2.3 Development of m7G-score
Furthermore, we developed the m7G-SCORE, a scoring system that calculates a composite score of m7G gene expression for PSC patients, assigning an individual m7G score to each patient. In the m7G-cluster grouping, cluster A is associated with a higher m7G score (p<0.001) (Figure 3E). Conversely, in the gene-cluster grouping, cluster B exhibits a higher m7G score (p<0.05) (Figure 3F). Based on the median m7G score, the 220 PSC patients were categorized into a high-score group and a low-score group. To enhance the differentiation of these three subtypes, we analyzed the demographics of the three patient groups. This comparison is presented in Figure 3G.
2.4 Construction of disease risk model
Prior to developing a nomogram model for assessing disease risk, it is necessary to identify characteristic genes using machine learning techniques. We aimed to determine whether RF or SVM is the more appropriate algorithm for gene selection. The selection is based on a comparison of the residual and the reverse cumulative distribution of the residuals. The findings indicate that RF machine learning outperforms SVM in screening for PSC-specific characteristic genes (Figure 4A-B). RF demonstrated a superior performance with an AUC of 1, while SVM achieved an AUC of 0.964 (Figure 4C). Consequently, we selected RF machine learning as the preferred method for identifying PSC-associated genetic signature genes. According to Figure 4D, we chose the ntree value that gives the lowest error rate (ntree = 428) (Figure 4D).
Subsequently, we determined the importance scores for m7G-related genes. Based on a threshold of an importance score greater than 10, we identified 8 genes: NSUN2, EIF4G3, EIF4E3, EIF3D, AGO2, LSM1, DCPS, and DCP2, as being significant in the screening process (Figure 5A). Utilizing these eight genes, we constructed a nomogram model designed to predict the risk of PSC disease (Figure 5B).
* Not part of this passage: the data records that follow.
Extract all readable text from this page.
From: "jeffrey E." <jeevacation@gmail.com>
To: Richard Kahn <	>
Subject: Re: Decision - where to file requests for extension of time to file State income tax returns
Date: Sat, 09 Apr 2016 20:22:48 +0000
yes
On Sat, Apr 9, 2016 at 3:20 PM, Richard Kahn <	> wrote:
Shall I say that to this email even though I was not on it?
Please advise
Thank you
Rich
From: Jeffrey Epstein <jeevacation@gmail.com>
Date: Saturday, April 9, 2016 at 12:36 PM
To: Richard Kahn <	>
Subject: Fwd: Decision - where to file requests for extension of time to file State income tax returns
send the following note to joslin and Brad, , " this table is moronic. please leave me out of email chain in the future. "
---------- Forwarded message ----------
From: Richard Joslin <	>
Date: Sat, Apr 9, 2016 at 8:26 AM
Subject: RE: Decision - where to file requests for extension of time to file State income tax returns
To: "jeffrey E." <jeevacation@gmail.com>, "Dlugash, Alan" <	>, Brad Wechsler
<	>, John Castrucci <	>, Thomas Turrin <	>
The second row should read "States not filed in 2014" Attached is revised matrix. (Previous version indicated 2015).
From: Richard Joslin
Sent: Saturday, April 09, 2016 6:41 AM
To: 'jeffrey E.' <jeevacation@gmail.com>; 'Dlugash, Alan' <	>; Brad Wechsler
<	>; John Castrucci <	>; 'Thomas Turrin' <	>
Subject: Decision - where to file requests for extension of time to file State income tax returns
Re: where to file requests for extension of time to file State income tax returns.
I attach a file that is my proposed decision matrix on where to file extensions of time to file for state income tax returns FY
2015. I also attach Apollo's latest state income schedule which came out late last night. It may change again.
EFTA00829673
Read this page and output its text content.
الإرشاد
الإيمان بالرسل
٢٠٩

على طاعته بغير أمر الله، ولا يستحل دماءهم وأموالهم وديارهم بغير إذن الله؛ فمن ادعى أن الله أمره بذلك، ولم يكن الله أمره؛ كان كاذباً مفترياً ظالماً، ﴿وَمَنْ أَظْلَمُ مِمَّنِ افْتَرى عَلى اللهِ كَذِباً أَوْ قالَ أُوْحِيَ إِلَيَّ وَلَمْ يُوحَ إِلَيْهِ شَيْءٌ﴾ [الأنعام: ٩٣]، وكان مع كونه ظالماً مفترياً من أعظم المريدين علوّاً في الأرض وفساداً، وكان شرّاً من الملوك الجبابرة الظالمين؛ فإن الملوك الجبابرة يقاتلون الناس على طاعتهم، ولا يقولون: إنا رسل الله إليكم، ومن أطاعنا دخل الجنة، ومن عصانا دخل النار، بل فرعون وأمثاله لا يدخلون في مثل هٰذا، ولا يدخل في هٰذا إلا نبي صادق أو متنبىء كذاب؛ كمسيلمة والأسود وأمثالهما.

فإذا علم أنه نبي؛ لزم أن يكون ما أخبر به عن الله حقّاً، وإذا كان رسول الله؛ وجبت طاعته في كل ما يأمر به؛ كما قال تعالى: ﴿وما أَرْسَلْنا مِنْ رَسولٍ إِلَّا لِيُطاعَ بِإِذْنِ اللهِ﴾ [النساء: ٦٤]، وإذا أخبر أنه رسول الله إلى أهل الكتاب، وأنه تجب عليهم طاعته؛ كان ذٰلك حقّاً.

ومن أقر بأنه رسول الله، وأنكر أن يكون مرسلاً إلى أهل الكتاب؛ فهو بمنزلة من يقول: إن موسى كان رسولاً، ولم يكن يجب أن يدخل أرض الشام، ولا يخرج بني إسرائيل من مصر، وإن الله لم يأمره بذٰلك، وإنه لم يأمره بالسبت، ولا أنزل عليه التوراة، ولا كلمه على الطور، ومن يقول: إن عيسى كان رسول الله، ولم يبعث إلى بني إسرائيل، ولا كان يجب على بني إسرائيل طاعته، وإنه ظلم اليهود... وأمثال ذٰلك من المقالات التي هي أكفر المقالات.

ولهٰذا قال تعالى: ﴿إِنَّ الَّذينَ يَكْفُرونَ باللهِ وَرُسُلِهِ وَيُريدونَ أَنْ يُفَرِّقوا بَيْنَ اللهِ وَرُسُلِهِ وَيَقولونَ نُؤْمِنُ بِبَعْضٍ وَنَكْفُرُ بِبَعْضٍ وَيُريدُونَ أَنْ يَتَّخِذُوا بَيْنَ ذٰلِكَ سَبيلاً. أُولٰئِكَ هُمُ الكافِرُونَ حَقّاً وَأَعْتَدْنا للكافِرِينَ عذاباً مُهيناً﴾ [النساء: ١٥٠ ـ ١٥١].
In order to calibrate the nomogram, a calibration curve was used. The calibration curve showed satisfactory results (Figure 5C). The results of the CICA indicated that the high-risk PSC patients identified by the nomogram model closely aligned with the actual positive cases (Figure 5D). The DCA result demonstrated that nomogram model for predicting PSC risk provides substantial net benefit (Figure 5E).